Assentadas tais noções, foi observado que, por ocasião da conceituação do precedente, não raro, se atrela a noção de precedente ao seu eventual caráter vinculante.
Todavia, como é consabido, a eficácia jurídica de um precedente variará de acordo com as disposições do direito positivo de cada país e, no direito brasileiro, os precedentes judiciais têm aptidão para produzir diversos efeitos jurídicos, que não se excluem.
É possível e até comum que um mesmo precedente produza mais de um tipo de efeito, já que o efeito persuasivo, que é o efeito retórico, está presente em qualquer precedente.
Como todo precedente serve para se buscar convencer o juiz, o efeito persuasivo constitui a eficácia mínima de todo precedente.
Ainda nas palavras do citado processualista baiano, há um rol com ao menos seis tipos de efeitos jurídicos que um precedente pode vir a atingir no Brasil:
Ainda nesse contexto, o art. 927 do CPC traz os precedentes obrigatórios, que não esgota, como visto, a noção de precedente.
A fim de não deixar dúvida, como o próprio nome sugere, diz-se que o precedente é vinculante/obrigatório (binding precedent), ou dotado de binding authority (autoridade vinculante), quando tiver eficácia vinculativa em relação aos casos que, em situações análogas, lhe forem supervenientes.
Pela sua importância, embora não limite a noção de precedente, transcreve-se o dispositivo, inserindo breves comentários acerca de cada um dos seus incisos:
Art. 927. Os juízes e os tribunais observarão[24]:
I – as decisões do Supremo Tribunal Federal em controle concentrado de constitucionalidade[25]–[26];
II – os enunciados de súmula vinculante[27];
III – os acórdãos em incidente de assunção de competência ou de resolução de demandas repetitivas e em julgamento de recursos extraordinário e especial repetitivos[28];
IV – os enunciados das súmulas do Supremo Tribunal Federal em matéria constitucional e do Superior Tribunal de Justiça em matéria infraconstitucional[29]–[30];
V – a orientação do plenário ou do órgão especial aos quais estiverem vinculados[31]–[32].
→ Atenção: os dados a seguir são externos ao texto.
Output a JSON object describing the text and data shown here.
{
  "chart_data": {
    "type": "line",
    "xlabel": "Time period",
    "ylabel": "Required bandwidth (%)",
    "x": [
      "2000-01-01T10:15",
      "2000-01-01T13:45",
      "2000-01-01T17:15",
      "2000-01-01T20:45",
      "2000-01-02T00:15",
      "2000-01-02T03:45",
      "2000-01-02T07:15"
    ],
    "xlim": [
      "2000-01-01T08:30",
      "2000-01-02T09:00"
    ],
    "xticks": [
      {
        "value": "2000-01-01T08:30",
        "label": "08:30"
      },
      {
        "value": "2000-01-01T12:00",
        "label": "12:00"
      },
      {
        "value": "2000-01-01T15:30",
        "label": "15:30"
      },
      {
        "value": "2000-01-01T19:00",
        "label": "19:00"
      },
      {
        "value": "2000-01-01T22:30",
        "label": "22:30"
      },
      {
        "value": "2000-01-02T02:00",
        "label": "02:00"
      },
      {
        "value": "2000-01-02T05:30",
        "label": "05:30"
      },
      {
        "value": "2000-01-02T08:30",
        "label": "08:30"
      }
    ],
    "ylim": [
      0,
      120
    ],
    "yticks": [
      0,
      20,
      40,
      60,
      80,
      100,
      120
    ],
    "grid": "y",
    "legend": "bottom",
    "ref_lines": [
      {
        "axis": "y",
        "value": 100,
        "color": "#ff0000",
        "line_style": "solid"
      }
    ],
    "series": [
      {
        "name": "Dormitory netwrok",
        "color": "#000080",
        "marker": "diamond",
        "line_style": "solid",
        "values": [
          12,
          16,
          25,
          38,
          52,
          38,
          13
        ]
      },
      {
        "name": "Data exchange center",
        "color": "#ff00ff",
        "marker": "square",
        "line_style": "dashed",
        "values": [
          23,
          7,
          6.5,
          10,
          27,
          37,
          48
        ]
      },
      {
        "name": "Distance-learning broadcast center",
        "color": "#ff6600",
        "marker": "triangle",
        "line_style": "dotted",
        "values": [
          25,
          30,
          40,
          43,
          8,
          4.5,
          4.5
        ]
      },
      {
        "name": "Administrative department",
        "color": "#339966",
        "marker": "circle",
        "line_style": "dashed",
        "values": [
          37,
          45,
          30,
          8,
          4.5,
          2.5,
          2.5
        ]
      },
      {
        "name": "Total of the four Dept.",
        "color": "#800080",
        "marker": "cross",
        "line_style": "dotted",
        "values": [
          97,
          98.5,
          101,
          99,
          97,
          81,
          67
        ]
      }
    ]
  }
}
Ao falar em efeito vinculante do precedente, deve-se ter em mente que, em certas situações, a norma jurídica geral (tese jurídica, ratio decidendi) estabelecida na fundamentação de determinadas decisões judiciais tem o condão de vincular decisões posteriores, obrigando que os órgãos jurisdicionais adotem aquela mesma tese jurídica na sua própria fundamentação[33].
Todavia, por tudo que se expôs, não há como partir de eventual efeito vinculante, ou mesmo dos casos em que tais efeitos estão previstos em lei, para se definir precedente.
De outro giro, no que toca aos seus limites subjetivos, se o precedente é marcado pela aptidão de universalização, é natural que seus limites subjetivos não estejam adstritos às partes da demanda.
Como visto, a norma individual, enunciada no dispositivo e editada para o caso concreto, decorre dos fundamentos determinantes e, portanto, da norma geral, constante da fundamentação.
E essa norma constante da fundamentação, como é intuitivo, exatamente por sua generalidade, transcende as partes e ostenta eficácia erga omnes. Em síntese, o precedente pode ser utilizado por quem quer que seja.
Aqui, uma observação também se faz necessária. A eficácia aqui apontada não está apenas naqueles precedentes obrigatórios. Neles, todavia, resta ainda mais evidente a eficácia erga omnes.
O que não se pode confundir é o efeito vinculante do precedente com o efeito vinculante que, em determinadas hipóteses, decorre da coisa julgada.
De modo a reforçar a diferenciação, recordamos que as decisões proferidas pelo STF em ações de controle concentrado de constitucionalidade têm efeito vinculante em relação aos demais órgãos jurisdicionais do país e à administração pública direta e indireta, na esfera federal, estadual, municipal (art. 102, §2º, CF, art. 28, parágrafo único, Lei nº 9.868/99 e art. 10, §3º, Lei nº 9.882/99).
Mas essa vinculação decorre do fato de que, nessas hipóteses, a própria coisa julgada é erga omnes por expressa disposição legal.
Por conta disso, o Poder Público está vinculado à norma jurídica estabelecida, pelo STF no dispositivo da decisão que resolve ação de controle concentrado de constitucionalidade.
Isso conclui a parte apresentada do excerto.